Abstract

The striking reversal reported by the Sub-Saharan African (SSA) economy from the early 1990s through 2015 has been well documented by now. What is less known is whether this resurgence has translated into a gradual process of convergence to the U.S. level. With the benefit of major upgrades in the source data, we employ well-tested and familiar methods in the development literature to sort out the quantitative importance of the fundamentals behind the process of convergence. While the SSA growth revival has generated local pride, foreign envy and enthusiasm from international policy makers, our results suggest a more sober tone. In 2010, per capita income and labour productivity levels relative to the U.S. are well below those reported during the pre-1990 period.
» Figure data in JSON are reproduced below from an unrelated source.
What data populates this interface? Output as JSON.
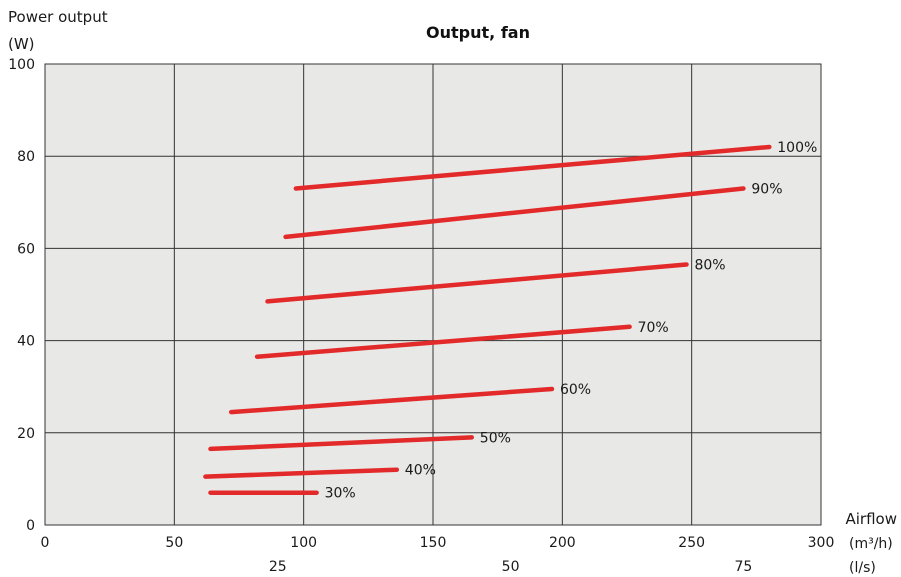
{
  "chart_data": {
    "type": "line",
    "title": "Output, fan",
    "ylabel_line1": "Power output",
    "ylabel_line2": "(W)",
    "xlabel": "Airflow",
    "xunit_primary": "(m³/h)",
    "xunit_secondary": "(l/s)",
    "xlim": [
      0,
      300
    ],
    "ylim": [
      0,
      100
    ],
    "xticks": [
      0,
      50,
      100,
      150,
      200,
      250,
      300
    ],
    "yticks": [
      0,
      20,
      40,
      60,
      80,
      100
    ],
    "xticks_secondary": [
      {
        "label": "25",
        "at_m3h": 90
      },
      {
        "label": "50",
        "at_m3h": 180
      },
      {
        "label": "75",
        "at_m3h": 270
      }
    ],
    "grid": true,
    "background_color": "#e8e8e6",
    "line_color": "#e32a2a",
    "series": [
      {
        "name": "100%",
        "x": [
          97,
          280
        ],
        "y": [
          73,
          82
        ]
      },
      {
        "name": "90%",
        "x": [
          93,
          270
        ],
        "y": [
          62.5,
          73
        ]
      },
      {
        "name": "80%",
        "x": [
          86,
          248
        ],
        "y": [
          48.5,
          56.5
        ]
      },
      {
        "name": "70%",
        "x": [
          82,
          226
        ],
        "y": [
          36.5,
          43
        ]
      },
      {
        "name": "60%",
        "x": [
          72,
          196
        ],
        "y": [
          24.5,
          29.5
        ]
      },
      {
        "name": "50%",
        "x": [
          64,
          165
        ],
        "y": [
          16.5,
          19
        ]
      },
      {
        "name": "40%",
        "x": [
          62,
          136
        ],
        "y": [
          10.5,
          12
        ]
      },
      {
        "name": "30%",
        "x": [
          64,
          105
        ],
        "y": [
          7,
          7
        ]
      }
    ]
  }
}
Regardless of the way in which human capital is measured, relative factor input endowments constitute the primary force that held back the SSA relative labour productivity-a major departure from conventional wisdom. While the story from the sectoral level remains broadly consistent with the one obtained from the aggregate level, additional insights emerge. These include disproportionately lower relative levels of sectoral labour productivity that led to a considerably slow and atypical process of structural transformation. Although relative intersectoral labour productivity gaps have been reduced, sources of allocative inefficiency remain large. We argue that all indications point to a combination of favourable shocks behind the SSA wakening pulse rather than a set of economic fundamentals that feature a genuine economic development. The burst of the commodity prices in the mid-2014 that coincided with a sharp weakening of the performance of this economy constitutes a compelling counterfactual.